Il sottotitolo recita “nuovi stili di vita raccontati ai bambini”: con queste storie Marco Aime, che insegna antropologia culturale all'Università di Genova, vuole parlare di temi importanti, quali l’ecologia, lo sfruttamento del lavoro minorile, la povertà, spiegando ai suoi lettori quali dovrebbero essere i “nuovi stili di vita”, ossia le scelte più corrette che ognuno di noi dovrebbe fare per migliorare il mondo, un passo alla volta. E sicuramente i bambini rappresentano in questo senso un pubblico più disponibile all’ascolto e al cambiamento. Temi difficili, da spiegare e da capire, che l’autore prova a semplificare utilizzando il medium della fiaba per parlare delle cose della vita; ciononostante, il lettore andrebbe forse condotto per mano nella lettura e nella comprensione da un adulto, magari da un genitore, ancora meglio da un educatore. Nel libro infatti sono gli oggetti quotidiani ad essere i protagonisti delle storie: una bicicletta rotta, un tappeto, i barattoli di caffè, parlano a Chiara e le spiegano cosa può fare, anche lei nel suo piccolo, per modificare certi comportamenti sbagliati.
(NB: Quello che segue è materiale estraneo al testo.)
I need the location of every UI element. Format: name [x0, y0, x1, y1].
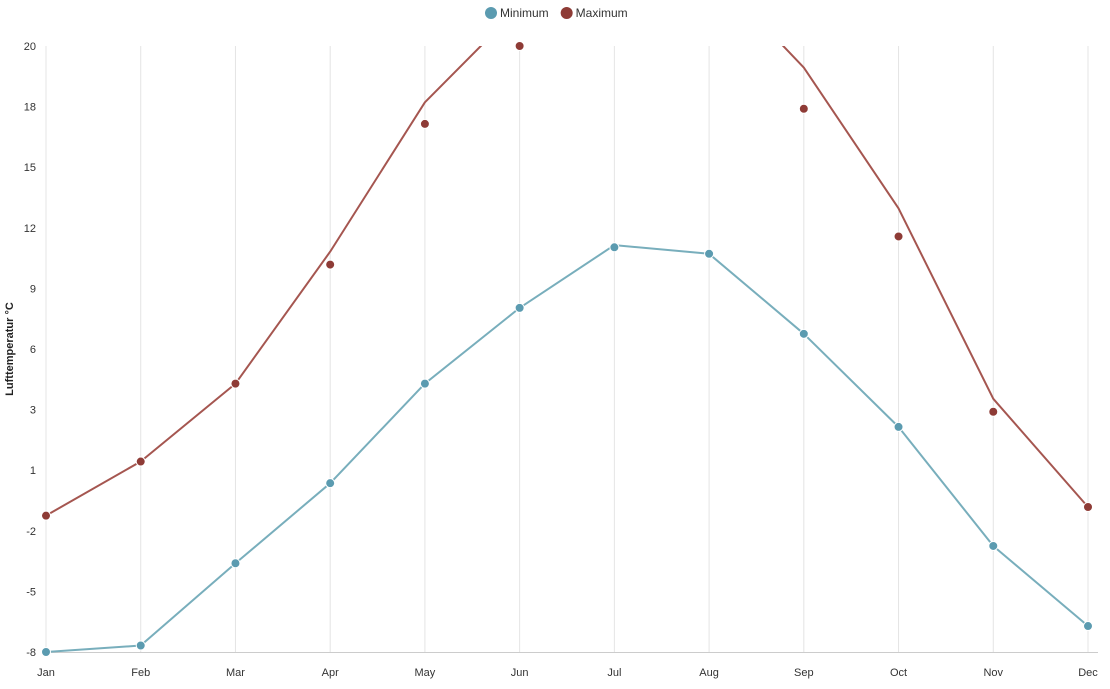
y-tick-label: -2: [26, 526, 36, 538]
data-point-maximum-sep[interactable]: [798, 103, 809, 114]
axis-layer: Jan Feb Mar Apr May Jun Jul Aug Sep Oct Nov Dec -8 -5…: [4, 41, 1098, 679]
data-point-minimum-feb[interactable]: [135, 640, 146, 651]
data-point-maximum-nov[interactable]: [988, 406, 999, 417]
y-tick-label: 3: [30, 405, 36, 417]
x-tick-label-feb: Feb: [131, 667, 150, 679]
y-tick-label: -5: [26, 586, 36, 598]
data-point-maximum-may[interactable]: [419, 118, 430, 129]
legend-item-minimum[interactable]: Minimum: [485, 6, 549, 20]
x-tick-label-oct: Oct: [890, 667, 907, 679]
grid-layer: [45, 46, 1089, 652]
data-point-maximum-oct[interactable]: [893, 231, 904, 242]
legend-marker-maximum: [560, 7, 573, 19]
data-point-minimum-jan[interactable]: [41, 647, 51, 657]
data-point-minimum-dec[interactable]: [1083, 621, 1093, 632]
data-point-maximum-apr[interactable]: [325, 259, 336, 270]
data-point-minimum-jun[interactable]: [514, 302, 525, 313]
x-tick-label-dec: Dec: [1078, 667, 1098, 679]
x-tick-label-jul: Jul: [607, 667, 621, 679]
data-point-maximum-feb[interactable]: [135, 456, 146, 467]
data-point-maximum-dec[interactable]: [1083, 501, 1093, 512]
x-tick-label-sep: Sep: [794, 667, 814, 679]
data-point-minimum-mar[interactable]: [230, 558, 241, 569]
x-tick-label-nov: Nov: [983, 667, 1003, 679]
legend-marker-minimum: [485, 7, 497, 19]
y-tick-label: 20: [24, 41, 36, 53]
x-tick-label-mar: Mar: [226, 667, 245, 679]
legend[interactable]: Minimum Maximum: [485, 6, 628, 20]
y-axis-title: Lufttemperatur °C: [4, 302, 16, 396]
series-maximum: [41, 41, 1093, 521]
data-point-maximum-jun[interactable]: [514, 41, 525, 51]
data-point-minimum-oct[interactable]: [893, 421, 904, 432]
data-point-minimum-aug[interactable]: [704, 248, 715, 259]
data-point-minimum-jul[interactable]: [609, 242, 620, 253]
legend-label-maximum: Maximum: [576, 6, 628, 20]
data-point-minimum-apr[interactable]: [325, 478, 336, 489]
data-point-minimum-sep[interactable]: [798, 328, 809, 339]
y-tick-label: 6: [30, 344, 36, 356]
data-point-minimum-nov[interactable]: [988, 540, 999, 551]
x-tick-label-jun: Jun: [511, 667, 529, 679]
data-point-minimum-may[interactable]: [419, 378, 430, 389]
data-point-maximum-mar[interactable]: [230, 378, 241, 389]
legend-item-maximum[interactable]: Maximum: [560, 6, 628, 20]
x-tick-label-apr: Apr: [322, 667, 339, 679]
y-tick-label: 12: [24, 223, 36, 235]
series-line-maximum: [45, 46, 1089, 517]
y-tick-label: -8: [26, 647, 36, 659]
x-tick-label-may: May: [415, 667, 436, 679]
series-line-minimum: [45, 244, 1089, 653]
legend-label-minimum: Minimum: [500, 6, 549, 20]
x-tick-label-aug: Aug: [699, 667, 719, 679]
series-minimum: [41, 242, 1093, 657]
x-tick-label-jan: Jan: [37, 667, 55, 679]
y-tick-label: 18: [24, 102, 36, 114]
series-layer: [41, 41, 1093, 657]
y-tick-label: 9: [30, 283, 36, 295]
y-tick-label: 1: [30, 465, 36, 477]
data-point-maximum-jan[interactable]: [41, 510, 51, 521]
y-tick-label: 15: [24, 162, 36, 174]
E’ così che la bambina impara che ogni oggetto ha una sua storia da raccontare; a volte si tratta di una storia allegra, ma può anche capitare che la storia sia triste, perché parla di bambini maltrattati o di foreste minacciate, però sono cose che succedono, e comunque Chiara apprende qualcosa di nuovo. E, in questo modo, scopre, ad esempio, che una bicicletta rotta può diventare mille cose diverse, perché la diversità è la ricchezza del nostro mondo. Le illustrazioni di Valentina Gottardi sono in secondo piano rispetto al testo; completano ed accompagnano la lettura ma non sono preponderanti. Anche per questo il libro può essere consigliato ad un pubblico più grandicello.